Here's an interesting article on the fallacy of touting MPG as a measure of fuel efficiency. It basically says that you should think about how many gallons of fuel a vehicle would use over a certain mileage - gallons per mile (GPM).
For instance, if you have a car that gets 15 MPG, you will use 800 gallons of fuel over 12,000 miles. Switching to a car that gets 25 MPG would cover that same distance using only 480 gallons (savings of 320 gallons).
Now let's say you have a car that gets 30 MPG, it would cover that distance while using 400 gallons of fuel. Switching to a vehicle that gets 40 MPG (same 10 MPG boost as above) only saves 100 gallons over the same distance. In fact, to achieve a 320 gallon savings, you'd have to drive a car that got 150 MPG!
People would save a lot more money and do more for reducing our dependence on foreign oil if they would just upgrade to moderately efficient vehicles that averaged around 25-30 MPG.

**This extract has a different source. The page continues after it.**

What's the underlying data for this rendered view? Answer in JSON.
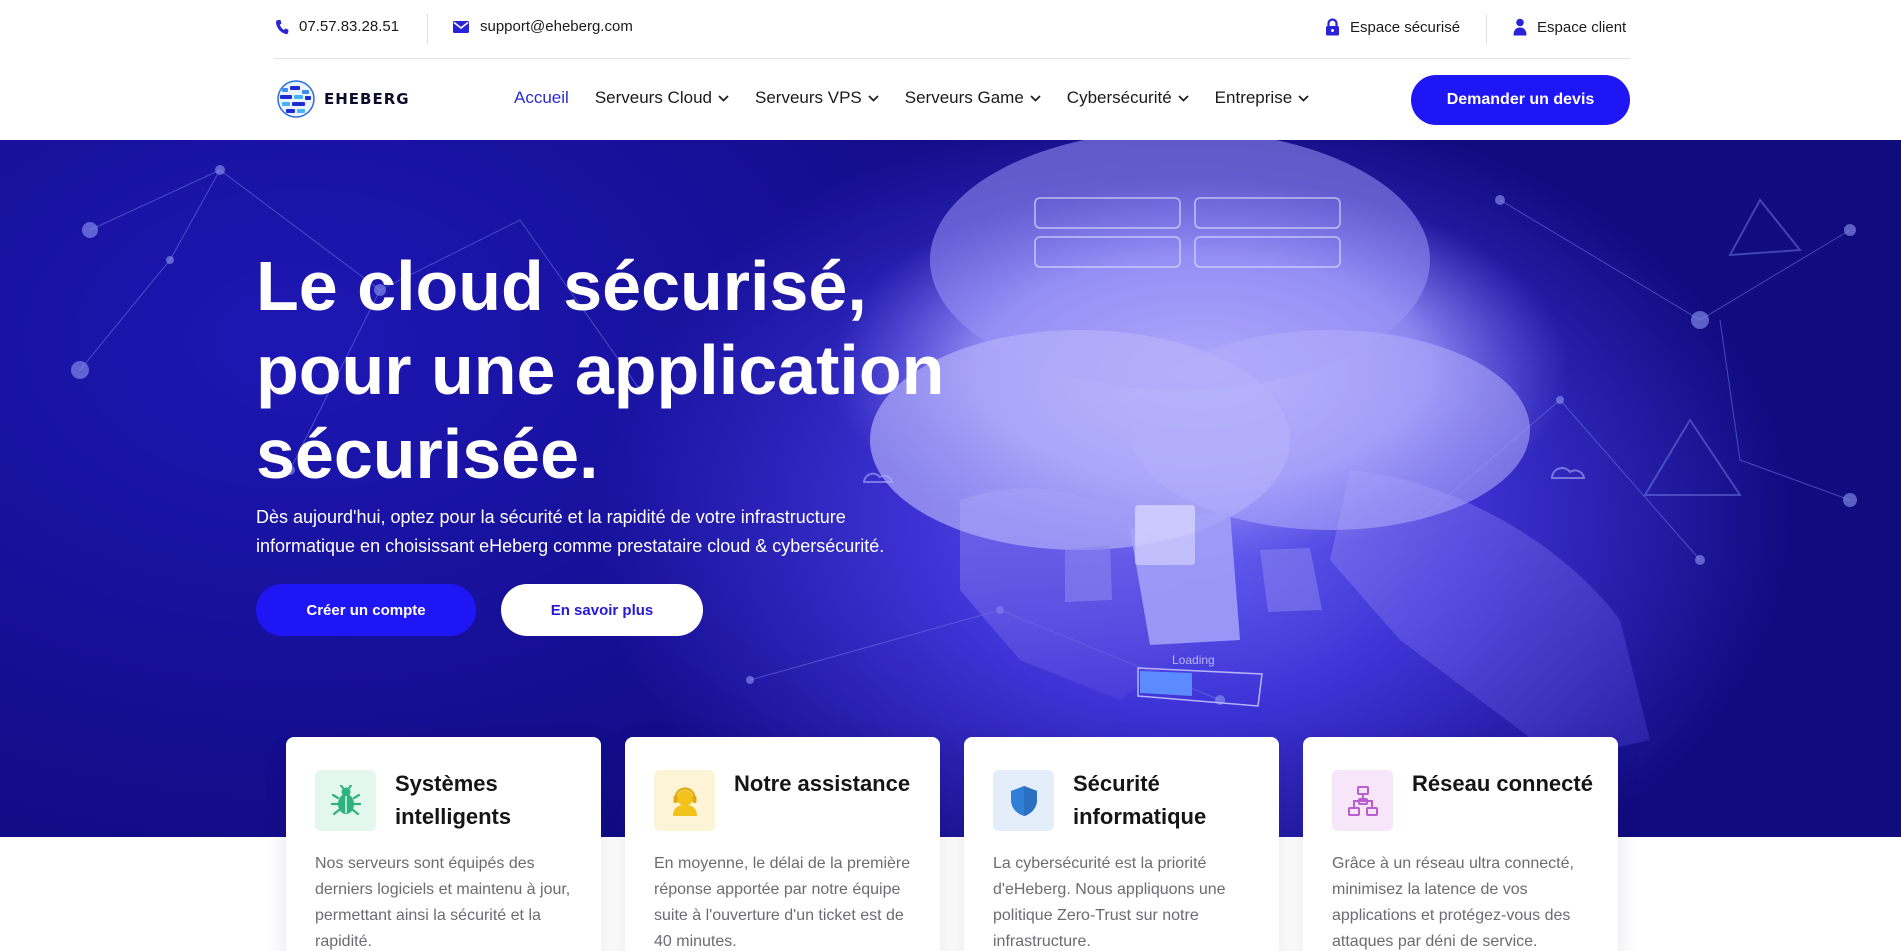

Yep, I know I described the Volt. The biggest issue there is price and ability to put carseats in the back. Otherwise I'm looking at TDI's (as mentioned earlier) and also the Nissan Versa or Honda Fit. I probably won't actually buy until this summer, so I'm hoping the economy stays down till then so I can get a good deal. FYI, new TDI's get a $1300 tax credit until 2010 for the clean diesel, so the true cost to buy the diesel as a $2000 option is really only about $700. With current fuel costs around Marshalltown ($1.839 for mid-grade/ethanol, $2.129 for diesel), assuming 43 mpg for the TDI equates to ~37 mpg for a gas car.
CarolinaCy - it's not so much a fallacy, as you have to realize it's all about percent improvement and that there are diminishing returns. I agree that it's much more obvious looking at the numbers based on gallons per 100 miles. The Europeans measure fuel efficiency in litres per 100 kilometers for that reason.